The major players are aware of the problem — and are investing massively in renewable energy. Amazon, Microsoft, Meta, and Google are the world's four largest corporate buyers of green energy and have so far contracted nearly 50 GW of renewable sources through PPAs (Power Purchase Agreements), equivalent to the generation capacity of the entire country of Sweden.

Both Google and Microsoft have also committed to running their data centers on exclusively carbon-free energy 24 hours a day, 7 days a week by 2030. This is a significantly more ambitious goal than merely "annually matching" consumption by purchasing green certificates — it means genuinely covering every megawatt-hour in real time.

The problem, however, is that these commitments are failing to keep pace with the rate of growth. According to the IEA, data center electricity consumption in some US states has already climbed above 10% of total consumption. In Ireland, it exceeds 20% — and the country had to temporarily suspend construction of new centers due to grid overload.

European context: regulation that can help

For the Czech Republic and the European Union, the topic is particularly timely. As early as 2024, the EU introduced mandatory reporting of data center energy performance (under the revised Energy Efficiency Directive, EED). Every data center with an installed capacity above 500 kW must, since May 2024, report total energy consumption, the share of renewable sources, water consumption, and the rate of waste heat reuse.

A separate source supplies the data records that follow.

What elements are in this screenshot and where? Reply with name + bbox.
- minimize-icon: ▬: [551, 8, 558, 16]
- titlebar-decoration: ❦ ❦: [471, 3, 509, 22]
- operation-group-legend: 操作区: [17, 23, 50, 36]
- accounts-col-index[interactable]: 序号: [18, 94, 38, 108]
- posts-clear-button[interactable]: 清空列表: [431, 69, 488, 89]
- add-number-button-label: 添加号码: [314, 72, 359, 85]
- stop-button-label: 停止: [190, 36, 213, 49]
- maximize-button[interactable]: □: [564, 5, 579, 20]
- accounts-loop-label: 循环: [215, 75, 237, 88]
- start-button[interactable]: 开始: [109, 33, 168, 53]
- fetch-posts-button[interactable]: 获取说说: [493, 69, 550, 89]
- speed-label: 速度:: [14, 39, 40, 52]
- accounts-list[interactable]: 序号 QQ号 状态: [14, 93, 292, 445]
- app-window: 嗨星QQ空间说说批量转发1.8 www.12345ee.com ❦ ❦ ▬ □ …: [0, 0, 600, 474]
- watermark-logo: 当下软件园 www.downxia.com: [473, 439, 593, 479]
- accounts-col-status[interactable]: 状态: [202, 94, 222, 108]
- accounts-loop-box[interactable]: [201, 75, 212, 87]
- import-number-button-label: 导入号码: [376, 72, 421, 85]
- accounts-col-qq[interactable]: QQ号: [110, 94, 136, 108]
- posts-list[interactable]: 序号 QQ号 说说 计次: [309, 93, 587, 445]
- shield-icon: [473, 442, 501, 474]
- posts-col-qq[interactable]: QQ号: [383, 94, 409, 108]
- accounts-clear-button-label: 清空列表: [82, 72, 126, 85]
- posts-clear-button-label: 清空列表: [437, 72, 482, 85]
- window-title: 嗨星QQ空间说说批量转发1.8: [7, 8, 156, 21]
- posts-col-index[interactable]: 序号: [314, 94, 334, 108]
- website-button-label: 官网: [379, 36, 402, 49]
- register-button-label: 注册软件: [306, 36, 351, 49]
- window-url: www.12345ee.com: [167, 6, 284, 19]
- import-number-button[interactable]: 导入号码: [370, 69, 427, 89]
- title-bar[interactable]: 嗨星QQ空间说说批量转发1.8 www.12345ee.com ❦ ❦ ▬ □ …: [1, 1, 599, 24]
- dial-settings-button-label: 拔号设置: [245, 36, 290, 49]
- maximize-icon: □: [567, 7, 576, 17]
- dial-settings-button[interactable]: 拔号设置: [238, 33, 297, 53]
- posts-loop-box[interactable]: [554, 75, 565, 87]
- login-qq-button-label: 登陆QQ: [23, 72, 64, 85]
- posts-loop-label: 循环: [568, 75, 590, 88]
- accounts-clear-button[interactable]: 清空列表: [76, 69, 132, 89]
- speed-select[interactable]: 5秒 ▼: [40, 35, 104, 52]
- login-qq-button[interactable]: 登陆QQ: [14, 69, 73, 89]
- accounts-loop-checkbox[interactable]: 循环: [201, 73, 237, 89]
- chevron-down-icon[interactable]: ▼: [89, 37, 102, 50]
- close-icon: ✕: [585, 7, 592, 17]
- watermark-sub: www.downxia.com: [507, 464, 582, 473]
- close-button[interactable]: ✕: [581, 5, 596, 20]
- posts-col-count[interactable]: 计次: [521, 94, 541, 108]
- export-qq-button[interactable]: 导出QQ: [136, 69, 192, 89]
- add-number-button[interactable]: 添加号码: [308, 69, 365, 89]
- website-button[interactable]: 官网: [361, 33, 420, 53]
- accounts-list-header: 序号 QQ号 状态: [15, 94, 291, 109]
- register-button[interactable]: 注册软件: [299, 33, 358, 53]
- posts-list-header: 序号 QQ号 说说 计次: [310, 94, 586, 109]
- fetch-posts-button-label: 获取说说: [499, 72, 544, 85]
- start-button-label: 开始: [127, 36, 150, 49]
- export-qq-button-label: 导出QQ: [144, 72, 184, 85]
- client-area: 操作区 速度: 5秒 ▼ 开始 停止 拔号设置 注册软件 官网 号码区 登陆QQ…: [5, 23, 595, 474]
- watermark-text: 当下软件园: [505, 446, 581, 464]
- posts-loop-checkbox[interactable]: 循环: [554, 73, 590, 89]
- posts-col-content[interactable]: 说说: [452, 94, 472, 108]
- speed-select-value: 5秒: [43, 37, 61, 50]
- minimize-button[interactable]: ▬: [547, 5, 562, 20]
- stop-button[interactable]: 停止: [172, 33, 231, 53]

Furthermore, the CSRD (Corporate Sustainability Reporting Directive) has, since 2024, required large technology companies to report their environmental impact in detail. This creates pressure for transparency — and at the same time gives regulators data on which to base minimum performance standards.

The Czech Republic is a member of the IEA, and these European regulations fully apply to it. While the country has not yet seen such dramatic growth in data centers as Ireland or the Netherlands, with the increasing digitalization of businesses and public administration, the question of energy intensity will become ever more pressing.

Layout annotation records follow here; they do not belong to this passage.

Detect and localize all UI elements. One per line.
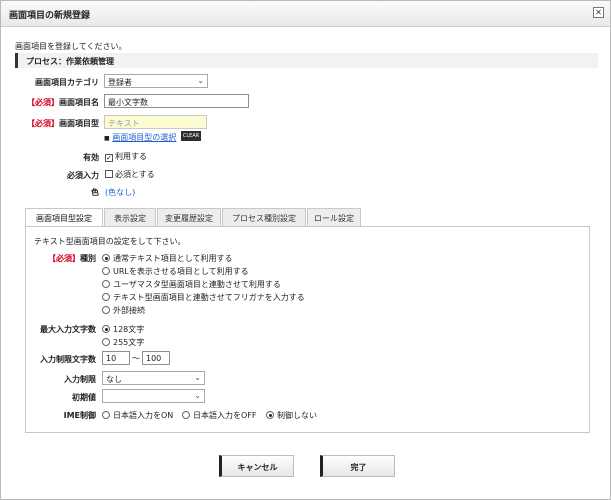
range-min-input[interactable]: 10 <box>102 351 130 365</box>
chevron-down-icon: ⌄ <box>194 391 201 400</box>
required-badge: 【必須】 <box>27 119 59 128</box>
new-screen-item-dialog: 画面項目の新規登録 ✕ 画面項目を登録してください。 プロセス：作業依頼管理 画… <box>0 0 611 500</box>
kind-label: 種別 <box>80 254 96 263</box>
done-button[interactable]: 完了 <box>320 455 395 477</box>
color-label: 色 <box>91 188 99 197</box>
intro-text: 画面項目を登録してください。 <box>15 42 127 51</box>
tab-history-settings[interactable]: 変更履歴設定 <box>157 208 221 226</box>
radio-selected-icon <box>102 325 110 333</box>
maxlen-label: 最大入力文字数 <box>40 325 96 334</box>
initial-select[interactable]: ⌄ <box>102 389 205 403</box>
ime-option-on[interactable]: 日本語入力をON <box>102 410 173 421</box>
name-label-row: 【必須】画面項目名 <box>25 97 99 108</box>
ime-option-label: 日本語入力をON <box>113 411 174 420</box>
kind-label-row: 【必須】種別 <box>26 253 96 264</box>
enabled-option-label: 利用する <box>115 152 147 161</box>
kind-option-label: テキスト型画面項目と連動させてフリガナを入力する <box>113 293 305 302</box>
radio-unselected-icon <box>102 306 110 314</box>
name-input[interactable]: 最小文字数 <box>104 94 249 108</box>
radio-unselected-icon <box>102 338 110 346</box>
restrict-select[interactable]: なし ⌄ <box>102 371 205 385</box>
category-label: 画面項目カテゴリ <box>35 78 99 87</box>
type-label: 画面項目型 <box>59 119 99 128</box>
category-value: 登録者 <box>108 78 132 87</box>
maxlen-option-label: 255文字 <box>113 338 145 347</box>
kind-option-external[interactable]: 外部接続 <box>102 305 145 316</box>
tab-item-type-settings[interactable]: 画面項目型設定 <box>25 208 103 227</box>
tab-role-settings[interactable]: ロール設定 <box>307 208 361 226</box>
range-separator: ～ <box>132 354 140 363</box>
kind-option-furigana[interactable]: テキスト型画面項目と連動させてフリガナを入力する <box>102 292 305 303</box>
enabled-checkbox[interactable]: ✓ 利用する <box>105 151 147 162</box>
color-value-link[interactable]: (色なし) <box>105 187 135 198</box>
maxlen-option-128[interactable]: 128文字 <box>102 324 144 335</box>
kind-option-user-master[interactable]: ユーザマスタ型画面項目と連動させて利用する <box>102 279 281 290</box>
checkbox-checked-icon: ✓ <box>105 154 113 162</box>
radio-selected-icon <box>266 411 274 419</box>
close-icon[interactable]: ✕ <box>593 7 604 18</box>
checkbox-unchecked-icon <box>105 170 113 178</box>
tab-process-type-settings[interactable]: プロセス種別設定 <box>222 208 306 226</box>
ime-label: IME制御 <box>63 411 96 420</box>
kind-option-label: 通常テキスト項目として利用する <box>113 254 233 263</box>
mandatory-checkbox[interactable]: 必須とする <box>105 169 155 180</box>
kind-option-label: ユーザマスタ型画面項目と連動させて利用する <box>113 280 281 289</box>
radio-unselected-icon <box>102 411 110 419</box>
radio-unselected-icon <box>102 267 110 275</box>
panel-description: テキスト型画面項目の設定をして下さい。 <box>34 237 186 246</box>
dialog-titlebar: 画面項目の新規登録 ✕ <box>1 1 610 27</box>
radio-unselected-icon <box>102 293 110 301</box>
restrict-value: なし <box>106 375 122 384</box>
enabled-label: 有効 <box>83 153 99 162</box>
tab-display-settings[interactable]: 表示設定 <box>104 208 156 226</box>
item-type-settings-panel: テキスト型画面項目の設定をして下さい。 【必須】種別 通常テキスト項目として利用… <box>25 226 590 433</box>
range-max-input[interactable]: 100 <box>142 351 170 365</box>
maxlen-option-255[interactable]: 255文字 <box>102 337 144 348</box>
required-badge: 【必須】 <box>48 254 80 263</box>
kind-option-label: URLを表示させる項目として利用する <box>113 267 249 276</box>
type-label-row: 【必須】画面項目型 <box>25 118 99 129</box>
chevron-down-icon: ⌄ <box>197 76 204 85</box>
restrict-label: 入力制限 <box>64 375 96 384</box>
mandatory-label: 必須入力 <box>67 171 99 180</box>
radio-unselected-icon <box>182 411 190 419</box>
clear-button[interactable]: CLEAR <box>181 131 201 141</box>
range-label: 入力制限文字数 <box>40 355 96 364</box>
maxlen-option-label: 128文字 <box>113 325 145 334</box>
kind-option-normal[interactable]: 通常テキスト項目として利用する <box>102 253 233 264</box>
radio-selected-icon <box>102 254 110 262</box>
initial-label: 初期値 <box>72 393 96 402</box>
dialog-title: 画面項目の新規登録 <box>9 11 91 21</box>
kind-option-label: 外部接続 <box>113 306 145 315</box>
ime-option-off[interactable]: 日本語入力をOFF <box>182 410 257 421</box>
category-select[interactable]: 登録者 ⌄ <box>104 74 208 88</box>
name-label: 画面項目名 <box>59 98 99 107</box>
kind-option-url[interactable]: URLを表示させる項目として利用する <box>102 266 249 277</box>
type-select-link[interactable]: 画面項目型の選択 <box>112 133 176 142</box>
ime-option-label: 制御しない <box>277 411 317 420</box>
cancel-button[interactable]: キャンセル <box>219 455 294 477</box>
ime-option-label: 日本語入力をOFF <box>193 411 257 420</box>
type-input[interactable]: テキスト <box>104 115 207 129</box>
square-bullet-icon: ■ <box>104 135 110 142</box>
type-select-row: ■ 画面項目型の選択 <box>104 132 176 143</box>
chevron-down-icon: ⌄ <box>194 373 201 382</box>
mandatory-option-label: 必須とする <box>115 170 155 179</box>
required-badge: 【必須】 <box>27 98 59 107</box>
process-header: プロセス：作業依頼管理 <box>15 53 598 68</box>
radio-unselected-icon <box>102 280 110 288</box>
ime-option-none[interactable]: 制御しない <box>266 410 317 421</box>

What readers should know — and what they can do

For the average user of ChatGPT, Gemini, or Midjourney, it is practically impossible to estimate how much energy a single query consumes. Expert estimates vary significantly — a single chat query can, depending on complexity, represent 0.001 to 0.01 kWh, roughly the equivalent of running an LED light bulb for several minutes to several tens of minutes.

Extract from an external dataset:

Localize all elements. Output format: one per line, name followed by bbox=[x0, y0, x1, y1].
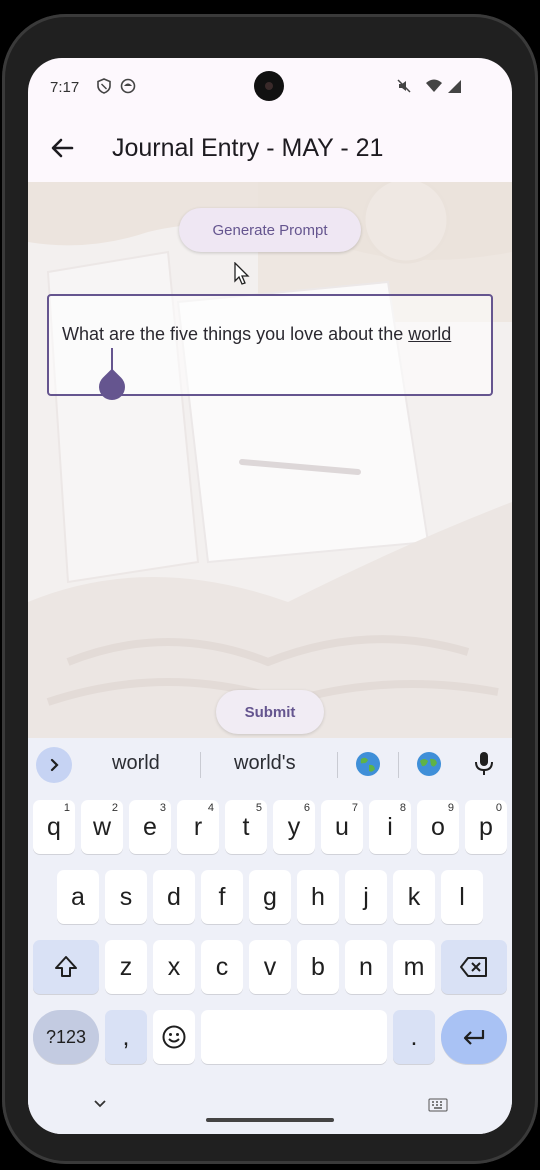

The key factor, however, is scale: while one family has one light bulb at home, ChatGPT is used by hundreds of millions of people daily. And with the rise of AI agents that autonomously perform tens or hundreds of queries in sequence, the ecological footprint multiplies.

The UN report therefore calls for the adoption of principles of transparency, equity, and sustainable resource use. And as with other environmental challenges, the rule holds true: technology alone won't solve the problem. It will take a combination of regulation, innovation, and — most importantly — conscious use.